In den darauffolgenden Wochen beschäftigte sich das Programm außerdem mit Hygienemaßnahmen und Social Distancing, um die Ausbreitung des Virus einzudämmen. Auch Faktoren, die das Risiko für eine Infektion erhöhen und wie man damit umgehen sollte, wurden erläutert.

Hörer*innen konnten mit ihren Fragen anrufen und erhielten Antworten von den Expert*innen.

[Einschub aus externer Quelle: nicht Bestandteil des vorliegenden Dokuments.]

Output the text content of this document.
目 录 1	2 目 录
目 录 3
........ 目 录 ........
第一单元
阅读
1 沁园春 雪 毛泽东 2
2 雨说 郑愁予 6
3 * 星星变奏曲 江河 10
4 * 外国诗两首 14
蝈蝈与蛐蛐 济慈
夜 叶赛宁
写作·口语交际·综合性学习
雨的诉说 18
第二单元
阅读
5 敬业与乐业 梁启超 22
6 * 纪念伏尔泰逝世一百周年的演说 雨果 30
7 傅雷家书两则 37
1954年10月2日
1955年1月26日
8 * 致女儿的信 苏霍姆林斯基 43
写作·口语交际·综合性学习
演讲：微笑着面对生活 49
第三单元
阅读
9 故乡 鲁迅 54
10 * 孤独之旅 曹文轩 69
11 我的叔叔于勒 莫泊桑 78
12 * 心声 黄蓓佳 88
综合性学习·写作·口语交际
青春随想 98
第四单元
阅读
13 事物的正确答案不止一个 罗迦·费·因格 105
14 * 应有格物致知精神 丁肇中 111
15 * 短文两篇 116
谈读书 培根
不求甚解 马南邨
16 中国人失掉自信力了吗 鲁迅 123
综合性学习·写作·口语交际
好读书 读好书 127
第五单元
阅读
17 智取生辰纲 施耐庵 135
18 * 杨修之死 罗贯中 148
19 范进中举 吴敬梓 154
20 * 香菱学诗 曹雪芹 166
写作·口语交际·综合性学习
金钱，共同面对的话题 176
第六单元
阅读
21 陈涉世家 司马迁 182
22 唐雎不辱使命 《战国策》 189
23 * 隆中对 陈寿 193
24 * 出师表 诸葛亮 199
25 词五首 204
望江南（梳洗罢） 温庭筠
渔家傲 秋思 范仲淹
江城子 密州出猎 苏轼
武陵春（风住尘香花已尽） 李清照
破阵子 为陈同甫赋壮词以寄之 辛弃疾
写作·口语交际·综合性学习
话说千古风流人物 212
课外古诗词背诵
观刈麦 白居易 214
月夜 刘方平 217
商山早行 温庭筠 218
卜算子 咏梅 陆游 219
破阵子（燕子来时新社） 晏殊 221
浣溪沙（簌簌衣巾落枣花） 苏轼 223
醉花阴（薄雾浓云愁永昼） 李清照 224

Sie stellten Fragen, die hilfreich waren, um Mythen über die Krankheit aufzuklären, ein sicheres Verhalten auf Märkten sicherzustellen, und lokale Strategien im Umgang mit der Pandemie vorzustellen.

Der Erfolg des Radioprogramms im Südsudan inspirierte unser Team in der DRK.

Dort stellten ein unzureichender Handyempfang, mangelnder Zugang zu persönlichen Telefonen und eine niedrige Alphabetisierungsrate bereits vor Covid-19 die Frauen in unserem Programm regelmäßig vor neue Herausforderungen.

Unser Team in der DRK tat sich also mit der lokalen staatlichen Gesundheitsorganisation zusammen, um Radioprogramme über Covid-19 und die Reaktion vor Ort auszustrahlen. Wie bei den Übertragungen im Südsudan können Hörer*innen auch hier mit ihren Fragen anrufen und erhalten Antworten von unseren Mitarbeiter*innen, Mitglieder*innen des Gesundheitsministeriums und Expert*innen für Ebola – eine weitere Infektionskrankheit, die uns gezeigt hat, wie Krankheitsausbreitung einzudämmen ist und die neben dem Coronavirus nun wieder zum Vorschein kommt.

Zusätzlich zu den Übertragungen arbeitet unser Team weiterhin mit den lokalen Regierungen und Expert*innen zusammen, um Radiospots zu produzieren. Diese Werbespots werden auf Französisch und Kiswahili auch auf anderen Radiosendern übertragen, um die Bevölkerung regelmäßig hinsichtlich der Eindämmung des Coronavirus anzuleiten.

Die Hingabe unserer Teams und das Durchhaltevermögen der Frauen, mit denen wir arbeiten, haben uns sehr inspiriert. Ihr Einsatz und die Fähigkeit, sich auf die Informationsübermittlung aus der Ferne einzustellen haben geholfen, Frauen und deren Gemeinschaften so auszustatten, dass sie ihre Gesundheit und Sicherheit schützen können.